One principle separates a
sensible and humane response to terror from a policy that
simply feeds a cycle of violence. That principle is that
military attacks, whatever their justified purpose, should
never cause disproportionate harm to civilians. That is what
the Geneva conventions and international humanitarian law
are all about.
On Tuesday, the 14th day of
this dreadful conflict, I attended a meeting in the House of
Commons with a number of international lawyers. They had no
doubt that Israel's attacks, on such a huge scale, were a
clear violation of international law. The UN has said the
same. They also suggested that the UK's tacit support for
Israel's campaign raised painful questions about the
legality of Britain's own policy. And we have since learned
that Prestwick airport has been used as a stopover for
aircraft carrying bombs to Israel.
Since 9/11 British foreign
policy has failed to stand up against an increasing trend to
brutal, and usually ineffective, counterinsurgency around
the world. This is unfortunate because, as in Lebanon, the
UK could play a more useful role. Moreover, if it doesn't
then Labour could lose more supporters than it lost over the
government's decision to go to war in Iraq.

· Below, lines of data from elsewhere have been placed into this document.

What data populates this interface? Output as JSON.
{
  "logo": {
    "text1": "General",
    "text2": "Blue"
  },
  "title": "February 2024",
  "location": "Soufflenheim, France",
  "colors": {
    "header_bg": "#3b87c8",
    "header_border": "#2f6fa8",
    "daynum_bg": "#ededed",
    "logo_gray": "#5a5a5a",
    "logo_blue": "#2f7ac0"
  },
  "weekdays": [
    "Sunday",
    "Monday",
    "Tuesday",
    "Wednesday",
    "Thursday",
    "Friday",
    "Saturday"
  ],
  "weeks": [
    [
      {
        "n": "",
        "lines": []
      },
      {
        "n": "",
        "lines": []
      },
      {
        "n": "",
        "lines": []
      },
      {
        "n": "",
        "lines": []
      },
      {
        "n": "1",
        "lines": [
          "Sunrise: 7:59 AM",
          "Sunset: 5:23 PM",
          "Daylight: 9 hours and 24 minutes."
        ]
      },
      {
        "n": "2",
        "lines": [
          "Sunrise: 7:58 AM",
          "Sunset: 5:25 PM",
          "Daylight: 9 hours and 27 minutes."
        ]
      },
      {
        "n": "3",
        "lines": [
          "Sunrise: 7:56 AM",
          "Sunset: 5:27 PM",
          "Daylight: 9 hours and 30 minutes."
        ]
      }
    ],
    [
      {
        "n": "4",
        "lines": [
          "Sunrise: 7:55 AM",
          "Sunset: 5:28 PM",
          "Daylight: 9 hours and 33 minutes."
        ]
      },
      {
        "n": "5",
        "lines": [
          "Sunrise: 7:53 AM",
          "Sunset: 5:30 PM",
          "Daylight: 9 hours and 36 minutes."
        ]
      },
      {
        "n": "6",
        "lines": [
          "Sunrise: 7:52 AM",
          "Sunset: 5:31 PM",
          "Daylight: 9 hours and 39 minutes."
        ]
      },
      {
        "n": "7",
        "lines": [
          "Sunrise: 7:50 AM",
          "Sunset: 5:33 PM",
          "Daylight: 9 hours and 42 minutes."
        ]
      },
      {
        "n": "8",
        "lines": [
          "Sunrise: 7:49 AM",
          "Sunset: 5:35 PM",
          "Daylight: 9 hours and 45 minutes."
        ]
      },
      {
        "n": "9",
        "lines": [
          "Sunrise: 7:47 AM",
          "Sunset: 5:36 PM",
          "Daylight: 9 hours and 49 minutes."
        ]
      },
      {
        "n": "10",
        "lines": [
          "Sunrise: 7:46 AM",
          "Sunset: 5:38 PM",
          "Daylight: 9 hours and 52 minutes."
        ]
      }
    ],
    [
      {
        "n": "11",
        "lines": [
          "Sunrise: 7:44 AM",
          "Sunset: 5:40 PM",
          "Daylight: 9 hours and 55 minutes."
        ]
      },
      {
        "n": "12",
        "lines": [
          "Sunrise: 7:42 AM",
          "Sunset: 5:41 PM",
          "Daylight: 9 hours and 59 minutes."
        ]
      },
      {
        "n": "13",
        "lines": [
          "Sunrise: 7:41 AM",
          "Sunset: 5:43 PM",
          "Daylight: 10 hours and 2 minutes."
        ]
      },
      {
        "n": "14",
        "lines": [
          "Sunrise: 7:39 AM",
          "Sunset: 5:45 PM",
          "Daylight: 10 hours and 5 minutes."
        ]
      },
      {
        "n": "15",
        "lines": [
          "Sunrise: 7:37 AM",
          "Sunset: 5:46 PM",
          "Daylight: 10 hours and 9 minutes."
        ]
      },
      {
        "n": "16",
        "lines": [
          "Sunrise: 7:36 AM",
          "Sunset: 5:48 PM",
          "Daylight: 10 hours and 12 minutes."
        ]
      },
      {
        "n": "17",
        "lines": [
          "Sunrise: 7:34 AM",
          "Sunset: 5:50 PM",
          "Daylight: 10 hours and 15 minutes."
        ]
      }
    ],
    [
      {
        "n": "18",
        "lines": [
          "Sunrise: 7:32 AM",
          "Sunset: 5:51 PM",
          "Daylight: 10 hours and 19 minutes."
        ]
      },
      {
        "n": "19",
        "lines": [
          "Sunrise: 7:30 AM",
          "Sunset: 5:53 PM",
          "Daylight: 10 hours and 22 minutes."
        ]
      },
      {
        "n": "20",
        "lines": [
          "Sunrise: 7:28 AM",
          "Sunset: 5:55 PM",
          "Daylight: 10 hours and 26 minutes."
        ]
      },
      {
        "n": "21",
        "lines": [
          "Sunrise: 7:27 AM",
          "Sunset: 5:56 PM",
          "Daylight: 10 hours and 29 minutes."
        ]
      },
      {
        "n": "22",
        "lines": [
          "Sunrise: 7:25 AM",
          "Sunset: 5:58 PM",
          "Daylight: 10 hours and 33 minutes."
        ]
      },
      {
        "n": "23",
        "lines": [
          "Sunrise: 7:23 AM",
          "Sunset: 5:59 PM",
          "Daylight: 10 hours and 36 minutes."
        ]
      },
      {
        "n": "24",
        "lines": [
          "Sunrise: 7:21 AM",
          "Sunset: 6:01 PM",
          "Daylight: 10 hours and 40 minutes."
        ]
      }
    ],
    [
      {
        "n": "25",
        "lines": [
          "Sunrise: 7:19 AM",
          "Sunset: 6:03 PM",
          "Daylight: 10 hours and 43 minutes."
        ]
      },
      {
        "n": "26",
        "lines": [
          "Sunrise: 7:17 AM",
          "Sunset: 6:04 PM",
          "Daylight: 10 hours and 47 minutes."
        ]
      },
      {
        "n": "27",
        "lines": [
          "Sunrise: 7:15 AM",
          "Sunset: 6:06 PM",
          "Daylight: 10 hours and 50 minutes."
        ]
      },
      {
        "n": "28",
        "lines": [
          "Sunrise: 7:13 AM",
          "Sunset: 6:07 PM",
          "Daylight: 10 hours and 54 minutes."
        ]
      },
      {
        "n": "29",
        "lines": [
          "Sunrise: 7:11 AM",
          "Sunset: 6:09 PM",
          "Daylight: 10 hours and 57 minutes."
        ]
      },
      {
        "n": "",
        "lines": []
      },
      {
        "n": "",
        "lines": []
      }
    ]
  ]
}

The Labour government in the
past has played a far more honourable role. It has seen that
Britain can gain from a safer world, not just from promoting
a narrow national self-interest. The prime minister in
particular has long argued that the international community
has a "responsibility to protect" people threatened by
genocide and war crimes around the world. Last year he
helped win the UN's agreement on this point. Labour said it
would never turn its back on "another Rwanda".
Lebanon is not "another
Rwanda" but Israel, like Hizbullah, is committing war crimes
in Lebanon. And what is Britain doing to protect the victims
of these war crimes? What happened to Britain's
responsibility to protect them?
The people being killed
happen to be mainly Muslims. But that is not the point. The
point is that war crimes should be condemned no matter who
commits them, or whom they are committed against, and
whether they are committed in the name of some evil racism
or a misplaced sense of what will defeat terrorism. If
British foreign policy cannot command greater respect among
its own citizens, what chance is there in the Middle East?
I will continue to do my utmost to lobby the
Government to undertake the necessary action alongside the
international community to establish an immediate ceasefire.